Lastly, the gene IFNGR1 (Interferon Gamma Receptor 1, IFN-γ R1), which is pro- convulsant through activation of TNFR1 and TLR1 inflammatory pathways, operates through the pro-inflammatory cytokine, interferon- γ (IFN- γ). IFN- γ is produced by T and natural killer (NK) cells and microglia and binds to the IFN-γ receptor consisting of IFN-γR1 and IFN-γR2 subunits [57,61]. IFN-γR1 is expressed in both glial cells and neurons [62]. Th1 cells secrete IFN-γ inducing microglia into a pro-inflammatory, cytotoxic M1 phenotype [63]. In patients with temporal lobe epilepsy, peripheral lymphocytes are in a chronic state of activation and demonstrate increased IFN-γ expression compared to healthy controls [24]. In patients with epilepsy, post-ictal and interictal peripheral blood concentrations of IFN-γ are also elevated, relative to healthy controls, and interictal IFN-γ concentration is positively correlated with seizure frequency [21,63].

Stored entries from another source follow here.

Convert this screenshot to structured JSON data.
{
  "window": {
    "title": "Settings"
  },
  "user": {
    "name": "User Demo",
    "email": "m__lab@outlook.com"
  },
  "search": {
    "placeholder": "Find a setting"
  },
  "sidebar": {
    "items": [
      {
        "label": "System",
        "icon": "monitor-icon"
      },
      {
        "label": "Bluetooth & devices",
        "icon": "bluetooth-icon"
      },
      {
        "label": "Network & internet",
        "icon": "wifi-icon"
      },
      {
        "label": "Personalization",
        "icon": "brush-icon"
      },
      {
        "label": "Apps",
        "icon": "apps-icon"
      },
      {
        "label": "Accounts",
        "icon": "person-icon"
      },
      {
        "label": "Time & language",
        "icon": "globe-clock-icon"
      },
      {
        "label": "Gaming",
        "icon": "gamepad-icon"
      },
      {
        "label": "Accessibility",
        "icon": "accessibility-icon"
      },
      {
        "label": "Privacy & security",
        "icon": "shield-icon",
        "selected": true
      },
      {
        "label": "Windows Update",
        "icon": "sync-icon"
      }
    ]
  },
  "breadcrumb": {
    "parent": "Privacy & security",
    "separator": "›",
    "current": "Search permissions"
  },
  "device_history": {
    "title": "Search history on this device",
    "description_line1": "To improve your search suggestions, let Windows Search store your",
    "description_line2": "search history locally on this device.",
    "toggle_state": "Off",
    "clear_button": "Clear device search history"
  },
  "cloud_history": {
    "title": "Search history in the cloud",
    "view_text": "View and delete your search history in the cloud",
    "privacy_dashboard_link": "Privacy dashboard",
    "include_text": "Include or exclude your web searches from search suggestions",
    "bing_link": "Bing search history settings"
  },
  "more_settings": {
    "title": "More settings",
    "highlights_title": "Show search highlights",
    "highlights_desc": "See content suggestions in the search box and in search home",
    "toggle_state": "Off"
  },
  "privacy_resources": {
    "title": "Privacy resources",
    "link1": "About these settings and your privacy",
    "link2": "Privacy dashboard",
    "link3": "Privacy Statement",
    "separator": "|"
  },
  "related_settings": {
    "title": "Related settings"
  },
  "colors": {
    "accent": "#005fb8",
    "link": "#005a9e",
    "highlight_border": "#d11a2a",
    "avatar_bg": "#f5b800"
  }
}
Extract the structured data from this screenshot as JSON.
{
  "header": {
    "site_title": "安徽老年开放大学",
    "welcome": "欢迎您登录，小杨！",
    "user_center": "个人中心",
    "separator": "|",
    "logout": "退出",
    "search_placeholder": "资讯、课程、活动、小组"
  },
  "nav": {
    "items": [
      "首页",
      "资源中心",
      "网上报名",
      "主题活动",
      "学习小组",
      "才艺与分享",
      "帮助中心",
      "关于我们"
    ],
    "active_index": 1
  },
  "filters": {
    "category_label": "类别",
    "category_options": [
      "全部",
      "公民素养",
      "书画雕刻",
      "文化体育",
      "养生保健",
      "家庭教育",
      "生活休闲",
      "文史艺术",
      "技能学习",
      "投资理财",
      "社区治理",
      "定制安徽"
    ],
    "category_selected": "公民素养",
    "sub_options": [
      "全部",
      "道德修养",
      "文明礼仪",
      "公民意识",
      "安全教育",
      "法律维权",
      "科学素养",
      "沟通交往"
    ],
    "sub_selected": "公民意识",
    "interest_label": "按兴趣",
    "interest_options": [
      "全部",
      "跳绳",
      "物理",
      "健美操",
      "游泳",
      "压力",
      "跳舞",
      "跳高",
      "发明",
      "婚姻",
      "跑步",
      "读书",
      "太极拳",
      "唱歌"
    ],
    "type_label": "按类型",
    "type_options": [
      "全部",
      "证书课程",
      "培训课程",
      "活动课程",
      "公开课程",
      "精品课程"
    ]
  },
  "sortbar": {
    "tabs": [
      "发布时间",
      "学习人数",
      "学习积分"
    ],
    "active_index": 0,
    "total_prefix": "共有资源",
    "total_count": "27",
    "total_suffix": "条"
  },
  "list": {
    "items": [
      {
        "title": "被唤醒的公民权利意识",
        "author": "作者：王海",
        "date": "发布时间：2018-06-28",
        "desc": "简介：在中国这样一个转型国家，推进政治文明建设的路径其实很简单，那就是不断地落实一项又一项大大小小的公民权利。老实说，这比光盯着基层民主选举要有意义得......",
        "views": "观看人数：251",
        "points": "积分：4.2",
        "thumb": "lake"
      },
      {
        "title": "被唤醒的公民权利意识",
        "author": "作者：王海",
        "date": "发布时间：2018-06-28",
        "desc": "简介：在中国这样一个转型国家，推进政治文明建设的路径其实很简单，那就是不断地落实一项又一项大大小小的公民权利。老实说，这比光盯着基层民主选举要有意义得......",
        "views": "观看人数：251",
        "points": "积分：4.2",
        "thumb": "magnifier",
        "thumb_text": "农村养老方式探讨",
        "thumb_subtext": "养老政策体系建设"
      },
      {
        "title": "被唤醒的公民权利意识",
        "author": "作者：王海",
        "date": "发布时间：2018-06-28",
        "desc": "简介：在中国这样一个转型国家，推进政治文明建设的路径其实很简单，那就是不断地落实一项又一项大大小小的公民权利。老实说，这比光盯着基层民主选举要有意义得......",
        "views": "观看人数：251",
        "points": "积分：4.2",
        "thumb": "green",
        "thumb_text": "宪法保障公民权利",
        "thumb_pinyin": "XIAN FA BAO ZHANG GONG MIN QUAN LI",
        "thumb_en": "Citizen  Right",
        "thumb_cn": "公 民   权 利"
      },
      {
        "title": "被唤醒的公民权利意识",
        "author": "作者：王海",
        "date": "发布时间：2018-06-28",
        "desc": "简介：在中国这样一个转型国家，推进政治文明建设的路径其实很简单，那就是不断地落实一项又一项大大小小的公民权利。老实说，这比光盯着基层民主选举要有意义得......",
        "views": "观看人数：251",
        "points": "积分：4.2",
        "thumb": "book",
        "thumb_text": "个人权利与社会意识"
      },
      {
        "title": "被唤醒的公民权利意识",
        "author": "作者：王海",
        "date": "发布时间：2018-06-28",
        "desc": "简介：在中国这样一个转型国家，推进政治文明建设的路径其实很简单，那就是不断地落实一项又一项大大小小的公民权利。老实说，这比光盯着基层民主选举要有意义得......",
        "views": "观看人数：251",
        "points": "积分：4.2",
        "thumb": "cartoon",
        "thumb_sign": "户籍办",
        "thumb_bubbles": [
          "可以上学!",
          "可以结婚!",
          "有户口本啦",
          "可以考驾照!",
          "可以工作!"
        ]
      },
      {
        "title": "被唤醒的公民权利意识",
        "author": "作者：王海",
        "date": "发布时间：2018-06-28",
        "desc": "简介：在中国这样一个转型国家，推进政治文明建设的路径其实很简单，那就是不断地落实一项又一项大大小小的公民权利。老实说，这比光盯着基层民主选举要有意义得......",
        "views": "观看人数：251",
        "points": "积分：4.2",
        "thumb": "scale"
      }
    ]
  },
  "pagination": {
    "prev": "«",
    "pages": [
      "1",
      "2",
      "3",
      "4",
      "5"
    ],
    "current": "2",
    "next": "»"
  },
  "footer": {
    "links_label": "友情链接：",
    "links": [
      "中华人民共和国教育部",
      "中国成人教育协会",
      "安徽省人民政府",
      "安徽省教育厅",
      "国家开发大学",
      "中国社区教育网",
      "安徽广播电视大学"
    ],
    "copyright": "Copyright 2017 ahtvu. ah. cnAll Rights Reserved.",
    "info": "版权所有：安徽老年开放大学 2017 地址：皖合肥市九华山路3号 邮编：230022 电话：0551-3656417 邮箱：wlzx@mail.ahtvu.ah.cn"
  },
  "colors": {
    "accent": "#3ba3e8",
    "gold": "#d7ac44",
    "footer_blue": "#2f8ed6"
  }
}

The involvement of RHOB, TLR1, TNFRSF1A, LYN, CASP1, PRKCD, FCGR2A, and
IFNGR1 in neuroinflammation promotes temporal lobe epileptogenicity (Fig. 3). Leukocyte expression of these neuroinflammation generating genes is uniquely activated in TLE patients with low seizure frequency when compared to patients with high seizure frequency in this study.